Court hearings on the $26 million tax claim on telecom provider Dalsvyaz, the Far East subsidiary of Svyazinvest, have been postponed until April, the company said late Tuesday.

The announcement came as Economic Development and Trade Minister German Gref said that by the end of next week the government would remove the last barriers to Svyazinvest's privatization.

"The draft of the Svyazinvest privatization decree has been agreed upon by all the interested government bodies," Gref said, Interfax reported Tuesday. "We, along with the IT and Communication Ministry, will submit it to the government next week, [or] maybe before the end of this week."

The state owns 75 percent minus one share in Svyazinvest, which besides Dalsvyaz controls Moscow's fixed-line service MGTS and long-distance monopoly Rostelekom.

The smallest of Svyazinvest's seven regional telecoms, Dalsvyaz is appealing the 718 million ruble tax claim, which the company received last month.

Given Svyazinvest's eagerly awaited privatization, the timing of the tax case against Dalsvyaz has raised eyebrows, as the bad news could weigh down the company's value in advance of the sale.

On Monday, the Moscow Arbitration Court told both Dalsvyaz and the tax authorities to supply additional evidence and scheduled the hearing for April 12, the company said in a statement.

By then, the privatization of Svyazinvest may well have met with final government approval, which in practical terms means the holding will be struck from the list of the state's "strategic" enterprises.

If President Vladimir Putin signs the privatization decree quickly, then the sale could take place this year, Gref said.

While there has been a good deal of talk about Svyazinvest's privatization in the past, Gref's comments carry more weight because they contain specifics, said Tatyana Tolmachyova, analyst with IKS-Consulting.

IT and Communications Minister Leonid Reiman said last year the government stake in Svyazinvest was worth about $2 billion.
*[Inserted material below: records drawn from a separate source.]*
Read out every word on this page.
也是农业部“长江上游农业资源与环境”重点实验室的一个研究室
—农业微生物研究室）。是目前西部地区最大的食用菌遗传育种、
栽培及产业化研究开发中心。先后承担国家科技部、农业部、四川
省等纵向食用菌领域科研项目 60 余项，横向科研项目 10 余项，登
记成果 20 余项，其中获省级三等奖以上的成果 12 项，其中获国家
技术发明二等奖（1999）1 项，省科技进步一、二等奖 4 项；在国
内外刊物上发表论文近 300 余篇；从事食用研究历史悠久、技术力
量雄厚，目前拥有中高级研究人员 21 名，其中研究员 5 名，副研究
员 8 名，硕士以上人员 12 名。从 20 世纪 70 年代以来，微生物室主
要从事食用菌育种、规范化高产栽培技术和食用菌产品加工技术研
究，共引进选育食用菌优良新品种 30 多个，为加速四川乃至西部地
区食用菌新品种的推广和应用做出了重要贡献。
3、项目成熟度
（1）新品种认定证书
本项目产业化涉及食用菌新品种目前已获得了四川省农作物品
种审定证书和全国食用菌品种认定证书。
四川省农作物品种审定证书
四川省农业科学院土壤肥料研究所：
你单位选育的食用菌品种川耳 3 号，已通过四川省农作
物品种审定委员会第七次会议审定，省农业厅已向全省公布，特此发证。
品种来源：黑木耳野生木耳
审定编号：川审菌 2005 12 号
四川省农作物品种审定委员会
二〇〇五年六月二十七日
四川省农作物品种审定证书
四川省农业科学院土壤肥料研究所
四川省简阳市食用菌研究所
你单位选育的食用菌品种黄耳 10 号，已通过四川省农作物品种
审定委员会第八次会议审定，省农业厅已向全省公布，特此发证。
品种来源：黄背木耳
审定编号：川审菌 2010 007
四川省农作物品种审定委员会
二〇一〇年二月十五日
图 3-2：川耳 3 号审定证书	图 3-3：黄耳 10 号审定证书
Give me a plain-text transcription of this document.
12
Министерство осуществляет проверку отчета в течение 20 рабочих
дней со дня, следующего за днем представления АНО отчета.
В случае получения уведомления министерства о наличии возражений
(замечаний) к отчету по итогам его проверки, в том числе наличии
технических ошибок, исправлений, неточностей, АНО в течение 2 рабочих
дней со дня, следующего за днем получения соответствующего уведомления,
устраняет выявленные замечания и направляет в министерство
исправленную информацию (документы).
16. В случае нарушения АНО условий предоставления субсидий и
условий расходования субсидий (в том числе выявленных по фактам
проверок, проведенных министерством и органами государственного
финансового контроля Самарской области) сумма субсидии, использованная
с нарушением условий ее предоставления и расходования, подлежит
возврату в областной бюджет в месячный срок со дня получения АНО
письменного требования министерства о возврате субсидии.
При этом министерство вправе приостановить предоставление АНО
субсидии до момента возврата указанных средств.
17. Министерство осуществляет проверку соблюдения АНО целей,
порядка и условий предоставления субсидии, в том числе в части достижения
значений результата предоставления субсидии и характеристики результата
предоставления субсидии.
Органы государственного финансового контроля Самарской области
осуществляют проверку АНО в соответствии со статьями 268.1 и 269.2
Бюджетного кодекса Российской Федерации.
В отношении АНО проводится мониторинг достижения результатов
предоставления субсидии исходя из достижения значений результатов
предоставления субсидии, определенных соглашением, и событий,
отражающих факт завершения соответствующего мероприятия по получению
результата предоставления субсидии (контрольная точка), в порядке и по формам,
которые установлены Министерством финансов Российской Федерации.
Vladimir Yevtushenkov, president of an interested buyer, AFK Sistema, said last month the telecom purchase was worth $3 billion to $4 billion.

Gref's announcement gave shares of Svyazinvest's regional telecoms a boost, Tolmachyova said. But the continuing tax woes of Dalsvyaz may lower its market attractiveness, she said.

Rostislav Musiyenko, Broker Credit Service's telecom and finance sector analyst, discounted the possibility of a conspiracy to bring down Dalsvyaz's value before privatization, saying that would go against the government's interest.

"If Dalsvyaz loses its appeal, similar claims can be brought against other regional telecoms," Musiyenko said.

In any case, it's unlikely that Dalsvyaz will end up paying the full tax bill, he said. "Even the tax claims against a private company, VimpelCom, were not enforced in full," Musiyenko said.

The country's No. 2 mobile telephone service provider, VimpelCom, recently won a reduction in back taxes and fines for 2001, lowering its bill to $17.7 million from an original $157 million claim.